TJMG 0016923-27.2015.8.13.0103
CIVILDIREITO PROCESSUAL CIVIL E ADMINISTRATIVO SANCIONADOR. EMBARGOS DE DECLARAÇÃO. DETERMINAÇÃO DO STJ. SUPRIMENTO DE OMISSÃO. AÇÃO DE IMPROBIDADE ADMINISTRATIVA. INDEPENDÊNCIA DAS INSTÂNCIAS. DOLO ESPECÍFICO. AUSÊNCIA. MERA IRREGULARIDADE ADMINISTRATIVA. ACOLHIMENTO PARCIAL SEM EFEITO INFRINGENTE.
I. CASO EM EXAME
Embargos de declaração opostos pelo Ministério Público Estadual contra acórdão que deu provimento à apelação para julgar improcedente o pedido da ação de improbidade administrativa, retornando os autos do STJ com determinação de suprimento de omissões quanto à análise do elemento subjetivo à luz de prova produzida em ação penal e da independência entre as instâncias.
II. QUESTÃO EM DISCUSSÃO
Há duas questões em discussão: (i) definir se a absolvição na esfera penal impede a responsabilização por improbidade administrativa, à luz do princípio da independência das instâncias; (ii) estabelecer se restou configurado o dolo específico do agente público na prática de ato de promoção pessoal, conforme exigido pela Lei nº 14.230/2021 e pelo Tema 1.199 do STF.
III. RAZÕES DE DECIDIR
Afirma que a responsabilidade civil e administrativa é independente da criminal, nos termos do art. 935 do Código Civil, não afastada salvo nas hipóteses de inexistência do fato ou negativa de autoria reconhecidas no juízo penal.
Reconhece que a absolvição criminal se fundamentou na ausência de dolo penal, não impedindo a análise do dolo na esfera administrativa.

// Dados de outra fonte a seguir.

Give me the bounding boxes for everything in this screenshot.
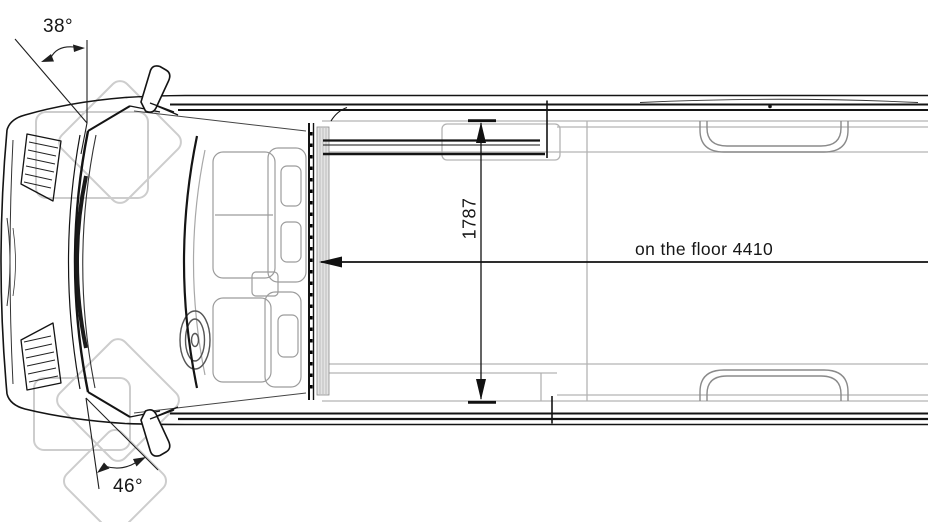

Determina a apreciação da conduta à luz da improbidade administrativa, especialmente quanto à alegada promoção pessoal em informativo oficial.
Aplica as diretrizes da Lei nº 14.230/2021 e do Tema 1.199 do STF, que exigem a presença de dolo específico para configuração de ato de improbidade administrativa.
Conclui que, embora comprovada a divulgação do informativo com referência ao agente público, não restou demonstrada a intenção deliberada de autopromoção, caracterizando mera irregularidade administrativa.
Esclarece que a valoração da prova foi realizada, ainda que em sentido diverso do pretendido pelo embargante, de modo que se mostra incabível sua rediscussão em embargos de declaração.
IV. DISPOSITIVO E TESE
Embargos de declaração parcialmente acolhidos, sem efeito infringente.
Tese de julgamento:
1. A independência entre as instâncias penal e administrativa permite a análise autônoma do dolo em ação de improbidade, salvo nas hipóteses de inexistência do fato ou negativa de autoria reconhecidas no juízo criminal.
2. A configuração do ato de improbidade administrativa, após a Lei nº 14.230/2021, exige a demonstração de dolo específico do agente público.
3. A ausência de comprovação de intenção deliberada de promoção pessoal afasta a caracterização de improbidade, configurando mera irregularidade administrativa.
4. Os embargos de declaração não se prestam à rediscussão da valoração da prova.